What if I have a blackhead?
You shouldn’t pop or scrape blackheads, either. Your skin needs time to heal naturally. Washing your face daily is important to prevent blackheads. Treating blackheads, however, may require a bit more work.
Look for over-the-counter products that contain benzoyl peroxide, resorcinol, and salicylic acid. These three ingredients work to reduce oil production, kill bacteria, dry excess oil, and speed up skin cell turnover.
If these treatments aren’t successful, see a dermatologist about additional treatment options. Prescription medications as well as in-office treatments like microdermabrasion and chemical peels may be an option for some people.

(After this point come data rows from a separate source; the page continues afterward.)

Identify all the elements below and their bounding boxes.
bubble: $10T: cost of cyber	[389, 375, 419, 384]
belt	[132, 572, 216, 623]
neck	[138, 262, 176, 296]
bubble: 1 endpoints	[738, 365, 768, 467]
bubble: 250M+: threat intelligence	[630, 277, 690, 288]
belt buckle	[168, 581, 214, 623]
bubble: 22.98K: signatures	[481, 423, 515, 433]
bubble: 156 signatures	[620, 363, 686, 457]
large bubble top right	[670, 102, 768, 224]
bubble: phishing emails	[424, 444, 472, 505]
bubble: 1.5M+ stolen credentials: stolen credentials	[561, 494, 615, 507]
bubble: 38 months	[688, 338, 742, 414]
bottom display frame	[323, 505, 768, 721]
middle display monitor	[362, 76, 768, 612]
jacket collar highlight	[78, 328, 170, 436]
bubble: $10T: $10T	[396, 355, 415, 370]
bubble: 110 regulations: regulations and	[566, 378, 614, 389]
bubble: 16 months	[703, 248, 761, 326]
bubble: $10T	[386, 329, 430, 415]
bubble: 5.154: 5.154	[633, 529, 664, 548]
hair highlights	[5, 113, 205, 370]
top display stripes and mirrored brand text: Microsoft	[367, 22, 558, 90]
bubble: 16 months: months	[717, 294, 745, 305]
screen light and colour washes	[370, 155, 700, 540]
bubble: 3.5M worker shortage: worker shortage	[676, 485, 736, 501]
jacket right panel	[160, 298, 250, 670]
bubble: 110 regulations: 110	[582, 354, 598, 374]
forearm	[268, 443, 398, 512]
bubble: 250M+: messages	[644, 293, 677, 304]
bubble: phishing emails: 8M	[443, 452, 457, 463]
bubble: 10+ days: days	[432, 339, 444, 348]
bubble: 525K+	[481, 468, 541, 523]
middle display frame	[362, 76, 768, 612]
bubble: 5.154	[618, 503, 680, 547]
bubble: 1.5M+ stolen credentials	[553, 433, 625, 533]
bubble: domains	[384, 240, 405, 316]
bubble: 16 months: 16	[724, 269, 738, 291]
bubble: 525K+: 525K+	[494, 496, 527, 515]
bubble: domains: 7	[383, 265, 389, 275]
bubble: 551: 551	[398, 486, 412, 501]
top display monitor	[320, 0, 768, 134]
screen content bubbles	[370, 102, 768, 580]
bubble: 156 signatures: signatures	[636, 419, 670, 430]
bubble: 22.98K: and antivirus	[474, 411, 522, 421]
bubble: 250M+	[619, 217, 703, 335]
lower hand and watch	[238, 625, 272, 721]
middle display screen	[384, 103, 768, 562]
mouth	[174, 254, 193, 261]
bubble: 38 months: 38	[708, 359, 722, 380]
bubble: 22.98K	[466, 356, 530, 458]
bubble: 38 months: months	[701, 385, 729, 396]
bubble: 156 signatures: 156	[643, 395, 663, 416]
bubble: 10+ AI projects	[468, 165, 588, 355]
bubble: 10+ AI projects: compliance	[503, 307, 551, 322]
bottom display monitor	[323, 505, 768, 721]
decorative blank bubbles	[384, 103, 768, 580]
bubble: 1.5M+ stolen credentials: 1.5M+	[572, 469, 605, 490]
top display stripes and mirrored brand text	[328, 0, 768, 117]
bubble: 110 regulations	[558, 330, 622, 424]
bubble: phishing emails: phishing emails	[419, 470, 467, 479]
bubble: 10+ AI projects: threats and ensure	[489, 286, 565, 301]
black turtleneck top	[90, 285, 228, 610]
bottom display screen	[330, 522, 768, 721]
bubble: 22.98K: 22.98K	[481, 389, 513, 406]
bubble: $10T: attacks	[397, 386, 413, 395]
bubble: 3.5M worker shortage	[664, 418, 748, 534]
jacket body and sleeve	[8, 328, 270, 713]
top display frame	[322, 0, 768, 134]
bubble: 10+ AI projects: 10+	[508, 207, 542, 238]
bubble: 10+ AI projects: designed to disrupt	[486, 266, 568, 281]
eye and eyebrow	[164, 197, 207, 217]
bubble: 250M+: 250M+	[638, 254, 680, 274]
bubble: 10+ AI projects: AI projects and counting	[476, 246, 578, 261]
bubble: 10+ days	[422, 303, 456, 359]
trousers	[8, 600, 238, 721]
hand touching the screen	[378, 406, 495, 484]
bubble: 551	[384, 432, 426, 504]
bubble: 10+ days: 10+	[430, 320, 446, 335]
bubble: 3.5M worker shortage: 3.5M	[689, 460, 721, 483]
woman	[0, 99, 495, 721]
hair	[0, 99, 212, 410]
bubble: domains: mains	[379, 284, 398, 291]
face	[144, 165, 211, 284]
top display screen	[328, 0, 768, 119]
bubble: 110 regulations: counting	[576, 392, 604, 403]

Although it’s important to eat healthfully, occasional snacking isn’t going to cause your skin to break out. If you do break out, you shouldn’t pick, scrape, or pop the blemish. This can amplify any irritation and inflammation.
If you have a pimple that just won’t heal or are experiencing regular breakouts, you may want to speak with your doctor or dermatologist. They can help you determine the best treatment plan for you. If over-the-counter options have been unsuccessful, they may recommend an in-office treatment or prescription medication to help clear your acne.